Robert Shiller propose de subventionner massivement le développement d’un secteur du conseil financier accessible à toute la population. L’argument de Shiller est le suivant : l’une des causes de la crise financière a été les mauvais choix faient par des ménages n’ayant pas les connaissances et les compétences suffisantes pour évaluer correctement les risques qu’ils prenaient. Autrement dit, il s’agit d’aider les individus à agir rationnellement. Pour ma part, je suis assez sceptique : outre le fait que la particularité de cette crise est que (presque) personne ne l’a vu venir et que par conséquent il est peu probable que des conseillers financiers l’ait également anticipé (Shiller le reconnait), un tel système créerait d’autres problèmes. D’abord, comment être sûr que les conseillers sont compétents ? Tout un tas de dispositifs sont envisageables (licences, certification, etc.) mais tous achoppent sur le même problème d’asymétrie d’information. La solution reste donc imparfaite, même si elle est peut-être pareto-ameliorante. Plus fondamentalement, le problème est qu’un tel secteur de conseil financier existe déjà. Il est vrai que ne peuvent en bénéficier que les ménages les plus aisés. Cela dit, comme à chaque fois que l’Etat subventionne une activité, se pose le problème de déterminer le montant optimal de subventions. A moins de connaître les préférences des agents, c’est impossible. Le risque est quand même gros de créer une nouvelle bulle, celle du « conseil financier ». L’ajustement optimal passe probablement (je dis bien « probablement », parce que c’est impossible à anticiper) plutôt vers une décroissance de l’activité financière, notamment celle impliquant des populations peu informées ou ayant peu de moyens, plutôt que par un maintien coûte que coûte de son niveau à coup de subventions.

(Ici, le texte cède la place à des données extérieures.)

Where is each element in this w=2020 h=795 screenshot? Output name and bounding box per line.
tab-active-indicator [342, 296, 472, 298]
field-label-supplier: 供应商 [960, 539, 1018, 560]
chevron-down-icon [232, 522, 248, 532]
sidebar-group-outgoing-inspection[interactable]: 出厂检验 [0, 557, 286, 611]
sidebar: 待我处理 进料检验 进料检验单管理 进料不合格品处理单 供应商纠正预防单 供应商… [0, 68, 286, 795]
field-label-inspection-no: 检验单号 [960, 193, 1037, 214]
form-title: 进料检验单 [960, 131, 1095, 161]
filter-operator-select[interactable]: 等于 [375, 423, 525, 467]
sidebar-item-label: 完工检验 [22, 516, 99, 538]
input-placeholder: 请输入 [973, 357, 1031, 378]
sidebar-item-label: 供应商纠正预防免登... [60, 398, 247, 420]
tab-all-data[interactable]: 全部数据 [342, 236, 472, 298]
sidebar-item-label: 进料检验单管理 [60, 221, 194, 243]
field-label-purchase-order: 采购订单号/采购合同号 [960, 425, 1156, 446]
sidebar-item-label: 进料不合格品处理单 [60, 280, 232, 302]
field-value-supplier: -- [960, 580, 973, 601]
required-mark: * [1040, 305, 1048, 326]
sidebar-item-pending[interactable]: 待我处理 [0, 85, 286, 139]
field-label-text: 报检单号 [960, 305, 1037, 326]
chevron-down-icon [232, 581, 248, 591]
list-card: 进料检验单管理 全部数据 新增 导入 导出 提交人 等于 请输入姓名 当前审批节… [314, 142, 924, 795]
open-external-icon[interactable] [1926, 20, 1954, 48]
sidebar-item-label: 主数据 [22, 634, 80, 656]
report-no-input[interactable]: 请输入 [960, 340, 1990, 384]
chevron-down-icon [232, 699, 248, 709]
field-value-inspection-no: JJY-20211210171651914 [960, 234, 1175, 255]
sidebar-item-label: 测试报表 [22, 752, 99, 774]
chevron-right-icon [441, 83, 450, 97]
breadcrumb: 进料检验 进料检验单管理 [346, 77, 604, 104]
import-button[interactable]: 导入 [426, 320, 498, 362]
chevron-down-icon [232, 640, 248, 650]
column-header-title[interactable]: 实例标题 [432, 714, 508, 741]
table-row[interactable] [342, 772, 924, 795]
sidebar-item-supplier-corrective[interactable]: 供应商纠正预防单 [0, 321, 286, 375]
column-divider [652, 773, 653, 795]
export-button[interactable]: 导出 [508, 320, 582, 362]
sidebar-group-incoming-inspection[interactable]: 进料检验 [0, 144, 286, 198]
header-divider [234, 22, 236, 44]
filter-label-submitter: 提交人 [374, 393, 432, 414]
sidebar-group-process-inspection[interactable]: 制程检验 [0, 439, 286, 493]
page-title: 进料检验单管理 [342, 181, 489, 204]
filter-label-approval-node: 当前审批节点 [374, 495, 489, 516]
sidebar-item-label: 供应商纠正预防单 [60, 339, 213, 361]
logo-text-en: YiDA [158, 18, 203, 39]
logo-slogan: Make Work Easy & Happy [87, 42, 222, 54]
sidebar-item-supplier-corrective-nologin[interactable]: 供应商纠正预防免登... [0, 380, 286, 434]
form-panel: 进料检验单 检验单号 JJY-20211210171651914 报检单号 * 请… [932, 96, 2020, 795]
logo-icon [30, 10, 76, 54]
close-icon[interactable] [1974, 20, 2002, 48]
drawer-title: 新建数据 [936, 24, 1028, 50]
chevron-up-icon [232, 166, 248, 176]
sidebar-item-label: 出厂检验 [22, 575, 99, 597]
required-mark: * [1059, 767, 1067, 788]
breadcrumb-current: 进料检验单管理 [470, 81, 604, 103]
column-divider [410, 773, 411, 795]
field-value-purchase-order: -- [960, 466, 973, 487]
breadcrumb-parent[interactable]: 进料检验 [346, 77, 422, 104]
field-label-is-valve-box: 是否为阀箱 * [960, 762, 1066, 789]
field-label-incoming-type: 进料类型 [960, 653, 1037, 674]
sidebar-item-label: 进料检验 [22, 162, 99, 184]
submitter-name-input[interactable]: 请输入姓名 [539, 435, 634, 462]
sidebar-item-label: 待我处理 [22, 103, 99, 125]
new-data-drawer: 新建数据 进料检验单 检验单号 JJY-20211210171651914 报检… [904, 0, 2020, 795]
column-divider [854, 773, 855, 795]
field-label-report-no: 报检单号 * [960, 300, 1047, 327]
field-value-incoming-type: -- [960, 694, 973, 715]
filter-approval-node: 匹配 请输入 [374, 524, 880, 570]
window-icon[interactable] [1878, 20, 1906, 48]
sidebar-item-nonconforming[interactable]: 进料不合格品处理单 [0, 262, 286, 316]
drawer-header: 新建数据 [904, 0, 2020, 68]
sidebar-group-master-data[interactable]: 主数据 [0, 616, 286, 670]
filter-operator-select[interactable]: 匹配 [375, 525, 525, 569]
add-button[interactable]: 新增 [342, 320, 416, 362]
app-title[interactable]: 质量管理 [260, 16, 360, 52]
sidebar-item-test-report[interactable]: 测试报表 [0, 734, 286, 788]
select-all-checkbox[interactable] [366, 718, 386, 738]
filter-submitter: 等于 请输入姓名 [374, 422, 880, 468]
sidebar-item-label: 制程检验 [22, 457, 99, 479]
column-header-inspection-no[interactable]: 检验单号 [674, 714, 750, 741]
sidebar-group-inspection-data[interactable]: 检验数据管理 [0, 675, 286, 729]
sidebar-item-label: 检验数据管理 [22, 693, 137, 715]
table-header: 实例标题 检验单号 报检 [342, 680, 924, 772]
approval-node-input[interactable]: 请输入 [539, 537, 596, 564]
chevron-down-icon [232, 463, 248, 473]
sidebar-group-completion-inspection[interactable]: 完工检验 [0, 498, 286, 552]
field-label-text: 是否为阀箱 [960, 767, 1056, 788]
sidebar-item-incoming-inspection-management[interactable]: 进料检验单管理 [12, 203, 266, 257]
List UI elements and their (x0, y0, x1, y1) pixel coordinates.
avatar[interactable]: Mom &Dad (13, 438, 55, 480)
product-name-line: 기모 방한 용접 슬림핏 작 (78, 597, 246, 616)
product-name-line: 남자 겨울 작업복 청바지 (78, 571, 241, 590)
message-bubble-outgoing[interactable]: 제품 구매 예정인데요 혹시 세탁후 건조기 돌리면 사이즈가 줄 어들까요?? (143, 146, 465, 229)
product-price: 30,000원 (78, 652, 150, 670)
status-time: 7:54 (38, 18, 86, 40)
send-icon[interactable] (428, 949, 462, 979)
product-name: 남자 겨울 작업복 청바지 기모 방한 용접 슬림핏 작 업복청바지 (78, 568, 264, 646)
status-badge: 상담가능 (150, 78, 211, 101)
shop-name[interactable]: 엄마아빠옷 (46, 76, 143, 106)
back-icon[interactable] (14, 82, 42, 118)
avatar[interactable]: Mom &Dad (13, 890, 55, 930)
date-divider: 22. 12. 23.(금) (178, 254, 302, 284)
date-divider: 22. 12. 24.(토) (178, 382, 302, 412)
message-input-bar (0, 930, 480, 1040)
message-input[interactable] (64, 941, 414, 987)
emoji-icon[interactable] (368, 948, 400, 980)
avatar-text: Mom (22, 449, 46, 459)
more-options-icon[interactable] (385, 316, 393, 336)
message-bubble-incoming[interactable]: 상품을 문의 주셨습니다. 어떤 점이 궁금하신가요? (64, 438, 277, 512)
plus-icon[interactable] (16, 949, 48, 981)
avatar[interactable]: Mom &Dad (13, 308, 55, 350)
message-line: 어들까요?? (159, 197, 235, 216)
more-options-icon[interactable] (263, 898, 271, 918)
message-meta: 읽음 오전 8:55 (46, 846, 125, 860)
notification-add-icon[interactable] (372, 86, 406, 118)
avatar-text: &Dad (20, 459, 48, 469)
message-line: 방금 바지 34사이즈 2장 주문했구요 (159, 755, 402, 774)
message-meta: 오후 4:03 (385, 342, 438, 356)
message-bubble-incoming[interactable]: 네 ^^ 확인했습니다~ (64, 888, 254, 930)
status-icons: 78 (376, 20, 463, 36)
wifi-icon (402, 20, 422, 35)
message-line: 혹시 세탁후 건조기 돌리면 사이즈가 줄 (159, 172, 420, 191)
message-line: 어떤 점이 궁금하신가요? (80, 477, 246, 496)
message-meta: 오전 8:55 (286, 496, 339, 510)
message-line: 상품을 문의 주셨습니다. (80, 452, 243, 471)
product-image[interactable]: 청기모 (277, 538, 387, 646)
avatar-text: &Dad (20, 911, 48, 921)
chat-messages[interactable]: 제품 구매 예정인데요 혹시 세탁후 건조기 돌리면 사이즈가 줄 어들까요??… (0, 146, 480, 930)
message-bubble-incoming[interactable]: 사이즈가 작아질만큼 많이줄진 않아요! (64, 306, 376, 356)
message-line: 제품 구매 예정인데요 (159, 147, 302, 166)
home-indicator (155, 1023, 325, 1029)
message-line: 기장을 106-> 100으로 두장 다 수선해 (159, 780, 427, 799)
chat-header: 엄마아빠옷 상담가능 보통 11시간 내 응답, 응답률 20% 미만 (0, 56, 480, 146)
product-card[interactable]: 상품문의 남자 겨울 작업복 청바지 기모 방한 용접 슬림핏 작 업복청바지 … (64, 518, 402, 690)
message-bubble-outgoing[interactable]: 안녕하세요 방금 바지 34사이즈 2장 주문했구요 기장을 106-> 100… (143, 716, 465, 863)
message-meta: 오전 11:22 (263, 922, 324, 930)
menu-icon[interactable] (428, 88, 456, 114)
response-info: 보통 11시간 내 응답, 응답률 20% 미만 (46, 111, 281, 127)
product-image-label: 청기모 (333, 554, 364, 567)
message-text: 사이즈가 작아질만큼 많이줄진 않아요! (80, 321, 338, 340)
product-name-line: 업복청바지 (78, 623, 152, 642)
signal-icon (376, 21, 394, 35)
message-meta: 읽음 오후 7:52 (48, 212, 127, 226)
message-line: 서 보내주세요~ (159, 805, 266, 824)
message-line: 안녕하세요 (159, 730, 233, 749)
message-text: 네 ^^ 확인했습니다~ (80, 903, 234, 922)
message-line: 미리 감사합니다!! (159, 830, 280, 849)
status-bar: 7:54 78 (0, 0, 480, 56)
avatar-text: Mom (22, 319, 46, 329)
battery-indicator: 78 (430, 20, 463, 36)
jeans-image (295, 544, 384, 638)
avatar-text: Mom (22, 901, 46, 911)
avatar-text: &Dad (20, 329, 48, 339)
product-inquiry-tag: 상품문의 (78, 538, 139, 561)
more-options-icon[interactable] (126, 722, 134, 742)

Plus fondamentalement, se pose ici un problème épistémologique que j’ai déjà souligné ici : l’irrationalité des individus impliquent-elle que les processus de marché doivent nécessairement déboucher sur des résultats sous-optimaux ou carrément mauvais ? C’est un problème très difficile auquel l’économie comportementale devra se confronter. Pour ma part, je penche plutôt (pas totalement) en faveur de la thèse de la « rationalité écologique » que Vernon Smith a mis en avant dans ses travaux expérimentaux : un marché aux institutions fonctionnant correctement doit progressivement « éliminer » les comportements non adaptés et finir par promouvoir un résultat relativement efficient. Le problème n’est pas celui de la rationalité ou de l’irrationalité des agents mais de l’efficacité des institutions et de la présence ou non de défaillances de marché. Concernant ce dont parle Shiller, il y a clairement un problème d’asymétries d’information qui doit peut-être être corrigé. Il n’est pas évident que la solution proposée par Shiller soit la meilleure. En revanche, lorsque l’on parle d’asymétries d’information, on ne présuppose pas que des agents sont irrationnels. L’irrationalité des agents est un autre problème (il me semble que Mark Thoma fait une certaine confusion sur ce point) : on peut agir rationnellement en présence d’asymétries d’information. Il est donc fondamental de bien distinguer ces deux aspects et de savoir lequel est vraiment problématique et, dans le cas où il s’avère que certains agents sont réellement irrationnels, déterminer si cela est vraiment un problème en terme d’efficacité du marché.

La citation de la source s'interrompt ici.